@ClaryFairchild
If I compare it to when I was a child, then being hit, bloody hard, was a consequence for anything resembling bad behaviour, or just being around when your parent was in a bad mood. A lot of children were, quite frankly, terrorised into submission, and society is paying the price for it now with a lot of mental health problems.
Some of these children are now parents and don't know how to be firm without going over board, they were never taught what loving discipline was. They don't want to parent like their parents did so take a to gentle approach. So their children run wild.
I think there is a lot of truth in this. And the literature is only beginning to catch up.
Most positive parenting/collaborative parenting resources are written with an overly controlling audience in mind. We all lean slightly one way or the other (too controlling/authoritarian vs too permissive) and apparently the split is 80:20 with too authoritarian being the majority. Cultural norms and the parenting that we experienced as children (so, what we have learned about "good parenting") are also likely to lean authoritarian over permissive.
Therefor a lot of positive/gentle/collaborative resources are written as "how to be less controlling" - have fewer boundaries, only make the boundary for good reason, uphold a boundary without conflict, loosen your boundary to let your child have more freedom as long as it doesn't matter, consider your child's perspective.
If you're naturally too controlling then these things are helpful as they help calibrate you towards the middle which is balanced. For example, when getting your child dressed, you may have previously been quite uptight about which colours go together, and you may take this advice and see actually, it doesn't matter - let them choose red top and orange trousers together if that is what they want to wear.
The problem is the 20% of parents who default to too-permissive. And that's an old stat - 20% is a sizeable minority, so it might still be correct but I wonder if it's not even more prevalent today due to this backlash, wanting to do things differently to the way our parent's generation did things. Or we're just seeing an overrepresentation because more of the 20% will be drawn to ideas/labels like "gentle" "respectful" and fewer of the 80% are because they can come across as weak or ineffective.

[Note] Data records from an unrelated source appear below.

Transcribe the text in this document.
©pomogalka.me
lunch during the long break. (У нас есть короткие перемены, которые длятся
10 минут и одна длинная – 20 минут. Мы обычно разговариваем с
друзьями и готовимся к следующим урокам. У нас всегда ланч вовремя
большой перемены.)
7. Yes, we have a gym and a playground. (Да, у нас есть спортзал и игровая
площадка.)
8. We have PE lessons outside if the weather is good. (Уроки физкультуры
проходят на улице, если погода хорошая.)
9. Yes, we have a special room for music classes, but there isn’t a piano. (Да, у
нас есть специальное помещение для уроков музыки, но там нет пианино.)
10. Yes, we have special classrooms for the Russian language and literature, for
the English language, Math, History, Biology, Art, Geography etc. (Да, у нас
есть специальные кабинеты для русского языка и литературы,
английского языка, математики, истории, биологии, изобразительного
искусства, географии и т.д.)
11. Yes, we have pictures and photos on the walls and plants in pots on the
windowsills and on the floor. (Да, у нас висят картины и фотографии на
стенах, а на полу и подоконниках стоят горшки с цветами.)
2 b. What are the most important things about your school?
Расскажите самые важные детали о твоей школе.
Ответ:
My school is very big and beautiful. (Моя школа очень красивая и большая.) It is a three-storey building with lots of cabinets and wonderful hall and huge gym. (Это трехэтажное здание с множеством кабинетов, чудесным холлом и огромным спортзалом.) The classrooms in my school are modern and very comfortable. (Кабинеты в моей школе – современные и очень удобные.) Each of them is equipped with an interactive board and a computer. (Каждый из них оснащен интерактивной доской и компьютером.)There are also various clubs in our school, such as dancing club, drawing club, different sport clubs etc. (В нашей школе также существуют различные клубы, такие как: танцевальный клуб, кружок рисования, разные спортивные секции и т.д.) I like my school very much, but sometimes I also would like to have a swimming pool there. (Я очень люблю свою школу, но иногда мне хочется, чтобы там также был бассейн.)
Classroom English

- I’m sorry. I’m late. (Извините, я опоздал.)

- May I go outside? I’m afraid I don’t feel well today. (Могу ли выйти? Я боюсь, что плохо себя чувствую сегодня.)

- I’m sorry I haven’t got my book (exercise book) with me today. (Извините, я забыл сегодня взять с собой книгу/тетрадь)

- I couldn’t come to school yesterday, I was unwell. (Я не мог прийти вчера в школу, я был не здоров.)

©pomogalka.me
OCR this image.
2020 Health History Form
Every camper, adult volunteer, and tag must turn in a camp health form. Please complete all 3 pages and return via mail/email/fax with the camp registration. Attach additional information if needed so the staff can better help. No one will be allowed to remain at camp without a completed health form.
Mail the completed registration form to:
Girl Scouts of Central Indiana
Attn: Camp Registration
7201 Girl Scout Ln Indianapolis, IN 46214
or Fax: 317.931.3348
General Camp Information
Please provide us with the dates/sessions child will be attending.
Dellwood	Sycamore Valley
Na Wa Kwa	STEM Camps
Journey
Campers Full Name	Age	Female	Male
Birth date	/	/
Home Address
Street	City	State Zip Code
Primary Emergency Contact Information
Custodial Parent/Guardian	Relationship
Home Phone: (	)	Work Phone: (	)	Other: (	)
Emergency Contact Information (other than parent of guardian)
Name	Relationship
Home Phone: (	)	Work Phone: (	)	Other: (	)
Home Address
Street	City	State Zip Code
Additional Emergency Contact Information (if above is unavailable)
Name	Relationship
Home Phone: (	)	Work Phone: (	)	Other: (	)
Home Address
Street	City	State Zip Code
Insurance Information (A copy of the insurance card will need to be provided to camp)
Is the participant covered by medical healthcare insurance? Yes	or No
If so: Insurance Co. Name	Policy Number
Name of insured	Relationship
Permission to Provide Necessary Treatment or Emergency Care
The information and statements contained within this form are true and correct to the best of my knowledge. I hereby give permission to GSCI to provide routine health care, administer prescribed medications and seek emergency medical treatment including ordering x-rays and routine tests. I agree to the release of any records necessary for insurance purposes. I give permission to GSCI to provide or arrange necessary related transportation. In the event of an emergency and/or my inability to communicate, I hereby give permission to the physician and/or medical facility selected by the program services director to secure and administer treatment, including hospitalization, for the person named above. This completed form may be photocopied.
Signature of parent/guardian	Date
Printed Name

If you lean permissive perhaps due to people-pleasing tendencies your parenting might look a bit like this:
Only have a boundary when you really have to, because conflict is scary and upsetting your child seems mean so it needs to really be necessary.
Uphold boundaries in underhand ways such as distraction or prevention without explanation/discussion because that is drawing attention to something you may rather avoid
Boundary is right at the edge of what's acceptable because you are hoping that the child will magically do the right thing so you don't need to uphold the boundary at all
Child's needs/wants come before mine because my needs were so ignored as a child
So you can see that this advice: Have fewer boundaries, looser boundaries, be more gentle in enforcing them, consider child's needs more - this is all going the wrong way and doesn't help calibrate at all. The result is that parents end up in crisis because their already-loose boundaries are even looser, the way they try to enforce them is really unclear and ineffective, they feel guilty if they ever have a need that conflicts with their child, and they become completely irate and frustrated when their child, mystified by this lack of leadership, doesn't automatically comply when the parent does occasionally try to force a limit, and the parent ends up feeling resentful: I do so much for you, I let you have so much, I am asking for one thing back and you don't give it to me.
It doesn't work, it's not balanced because it needs to be recalibrated the other way - parent needs permission to centre themselves (put own oxygen mask on first) and have tighter, clearer and more frequent boundaries because this helps the parent to uphold them in a calm and confident way which makes kids feel safe. But very very few of the resources for gentle parenting explain this or offer any useful information about it. Sometimes there is something vague about not being a martyr and filling up your own cup, but it's never spelled out about the difference between default-controlling vs default-permissive and how this affects boundaries in particular. The other gentle/positive/etc techniques work really well so most people won't abandon the method completely, but will always struggle with boundaries until they have this realisation.
In this example the parent would never have tried to restrict their child's clothing choice to begin with, so in following the advice to "only make boundaries that matter" may decide to let their child stay in pyjamas because they don't really want to get dressed and since they are at home, it doesn't really matter, does it? But then struggle later, because they need to leave the house and now they have more steps to complete before they are able to leave and the child is very resistant. Whereas for the controlling parent (who is now more balanced and in the middle) it wouldn't have even occurred to them to bypass getting dressed, getting dressed is something that needs to be done, and therefore they may still have resistance later when it is time to go out, but resistance over something like a coat, shoes or car seat is much easier to deal with than resistance over every single piece of clothing AND coat AND shoes AND car seat.